Observability 101 – Introduction


In a previous post, we took issue with using the concept of pillars within the Observability, Application Performance Monitoring (APM), and Site Reliability Engineering (SRE) communities. In this post, we want to sketch out the main conceptual areas of concern we regard as necessary in making sense, keeping one’s sanity, and avoiding all the noise generated by vendor marketing departments.

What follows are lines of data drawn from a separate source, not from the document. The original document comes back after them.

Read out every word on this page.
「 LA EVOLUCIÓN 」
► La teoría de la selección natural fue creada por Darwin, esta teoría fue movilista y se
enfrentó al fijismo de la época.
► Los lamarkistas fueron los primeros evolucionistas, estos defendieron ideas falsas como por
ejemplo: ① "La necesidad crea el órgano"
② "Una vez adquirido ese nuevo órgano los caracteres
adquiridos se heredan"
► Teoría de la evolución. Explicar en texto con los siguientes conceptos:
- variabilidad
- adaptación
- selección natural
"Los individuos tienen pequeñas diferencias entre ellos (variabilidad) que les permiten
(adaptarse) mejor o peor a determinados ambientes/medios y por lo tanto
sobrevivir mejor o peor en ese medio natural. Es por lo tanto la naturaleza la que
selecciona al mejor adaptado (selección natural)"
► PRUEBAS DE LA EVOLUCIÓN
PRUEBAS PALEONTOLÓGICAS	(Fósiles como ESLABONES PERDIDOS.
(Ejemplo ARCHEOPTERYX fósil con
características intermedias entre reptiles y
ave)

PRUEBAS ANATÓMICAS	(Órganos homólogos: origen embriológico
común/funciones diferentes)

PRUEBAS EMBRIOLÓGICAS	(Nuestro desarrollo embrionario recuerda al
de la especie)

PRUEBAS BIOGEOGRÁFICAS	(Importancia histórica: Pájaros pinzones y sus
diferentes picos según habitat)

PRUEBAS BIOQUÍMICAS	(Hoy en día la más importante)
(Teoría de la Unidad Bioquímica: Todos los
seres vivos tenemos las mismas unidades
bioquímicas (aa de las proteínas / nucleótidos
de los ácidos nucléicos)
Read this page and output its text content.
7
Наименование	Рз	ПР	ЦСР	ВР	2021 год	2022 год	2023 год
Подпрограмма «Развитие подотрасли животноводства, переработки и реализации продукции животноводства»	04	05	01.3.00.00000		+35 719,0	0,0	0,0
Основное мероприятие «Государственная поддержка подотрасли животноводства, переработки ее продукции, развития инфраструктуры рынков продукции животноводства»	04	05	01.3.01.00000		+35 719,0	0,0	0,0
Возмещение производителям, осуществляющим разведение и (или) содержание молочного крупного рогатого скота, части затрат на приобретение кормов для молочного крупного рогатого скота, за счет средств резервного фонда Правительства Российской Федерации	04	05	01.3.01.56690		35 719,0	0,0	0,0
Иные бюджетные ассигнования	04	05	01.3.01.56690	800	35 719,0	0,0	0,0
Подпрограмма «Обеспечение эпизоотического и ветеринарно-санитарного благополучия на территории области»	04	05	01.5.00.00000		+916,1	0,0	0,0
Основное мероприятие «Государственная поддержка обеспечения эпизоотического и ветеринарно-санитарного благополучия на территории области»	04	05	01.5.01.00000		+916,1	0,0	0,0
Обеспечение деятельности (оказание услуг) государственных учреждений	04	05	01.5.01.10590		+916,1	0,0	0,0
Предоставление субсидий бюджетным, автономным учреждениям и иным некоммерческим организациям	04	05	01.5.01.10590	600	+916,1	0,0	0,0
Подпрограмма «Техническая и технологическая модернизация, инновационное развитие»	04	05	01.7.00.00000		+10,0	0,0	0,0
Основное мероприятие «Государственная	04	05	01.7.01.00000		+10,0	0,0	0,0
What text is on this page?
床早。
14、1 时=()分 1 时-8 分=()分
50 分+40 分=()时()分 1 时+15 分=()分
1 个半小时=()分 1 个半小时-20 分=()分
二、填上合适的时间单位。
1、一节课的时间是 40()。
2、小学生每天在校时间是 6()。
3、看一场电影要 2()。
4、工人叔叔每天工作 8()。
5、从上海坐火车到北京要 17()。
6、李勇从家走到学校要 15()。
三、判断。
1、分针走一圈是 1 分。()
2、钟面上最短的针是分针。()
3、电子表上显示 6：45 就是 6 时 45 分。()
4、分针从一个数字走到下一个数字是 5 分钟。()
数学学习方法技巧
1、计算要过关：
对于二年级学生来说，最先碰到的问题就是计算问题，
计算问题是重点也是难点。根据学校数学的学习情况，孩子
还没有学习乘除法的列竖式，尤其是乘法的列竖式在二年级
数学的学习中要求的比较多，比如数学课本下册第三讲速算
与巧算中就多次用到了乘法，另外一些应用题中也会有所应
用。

Instead of chattering on about pillars, we will be (re)framing our discussions of Observability under the following headings:

# Measure, Model, and Memory
# Past, Present, and Projected
# Local, Outbound, and Remote
# Perception, Cognition, and Action

# Form, Function, and Flow
# System, Structure, and State

# Instrumentation, Interception, and Injection
# Static, Dynamic, and Adaptive

# Measurement, Collection, and Transmission
# Sampling, Aggregating, and Dropping

# Activity, Action, and Operation
# Caller, Callee, and Call
# Synch, Asynch, and Scheduled

# Ingress, Transit, and Egress
# Request, Context, and Conversation
# Enqueuing, Waiting, and Servicing

# Time, Clock, and Timing
# Process, Stack, and Frame
# Probe, Resource, and Meter

# Context, Environment, and Change
# Instrument, Referent, and Emittance
# Source, Sink, and Store

# Sign, State, and Symptom
# Signal, Service, and Status
# Objective, Indicator, and Level
# Deviation, Degradation, and Deficient

# Execution, Expectation, and Error
# Attention, Awareness, and Action
# Scene, Situation, and Scenario

# Reliability, Resilience, and Robustness
# Restart, Rollback, and Recovery

# Controller, Supervisor, and Valve
# Resource, Pool, and Reservation
# Require, Reserve, and Release

# Communication, Cognition, and Control
# Coordination, Cooperation, and Collaboration

# Steering, Synthesis, and Simulation
# Observability, Controllability, and Operability

But before we dive into the above headings, we will address the big question that keeps coming up: Observability versus Monitoring.

Monitoring / Observability

The debates over the difference between Monitoring and Observability have, for the most part, been driven by the need for small niche players to differentiate themselves from the more established application performance monitoring vendors. The Wikipedia definition of Observability is coupled with Control Theory (Controllability). Then there is what is being done in the community under the umbrella of OpenTelemetry, where it is mainly about collecting more and more data and details, whether logs or distributed traces (which OTel considers as another form of logging).

Strategic / Operative

If we take the OTel view, then Observability is the operative part of the Observability-Monitoring relationship. Observability collects and transmits data along pipes that reach back to a cloud endpoint. We call such endpoints blackholes. Data is stored, analyzed, and converted into reports and dashboards used for “Monitoring” and occasionally Diagnostics purposes. Monitoring is not talked of so much; instead, it is all about exploring or debugging data and marveling at its high dimensionality without concern in the world for the limited value offered (99% of logging is irrelevant).

Steering Observability

On the other hand, we view Monitoring, as in attention and awareness, giving purpose and direction to Observability. Monitoring is strategic; it steers, or at least should, the instrumentation, measurement, collection efforts of Observability. Without Monitoring, Observability would be just a wasteful data collector of anything and everything. Sadly, it is happening today because Observability has been forcibly divorced and disconnected from Monitoring by a very vocal few charlatans, their CNCF cohorts, and OTel coders. The attention and acuity of engineering have been hijackeddataboards being the result. Site reliability engineers and other monitoring specialists are doing what is easy, not what is right.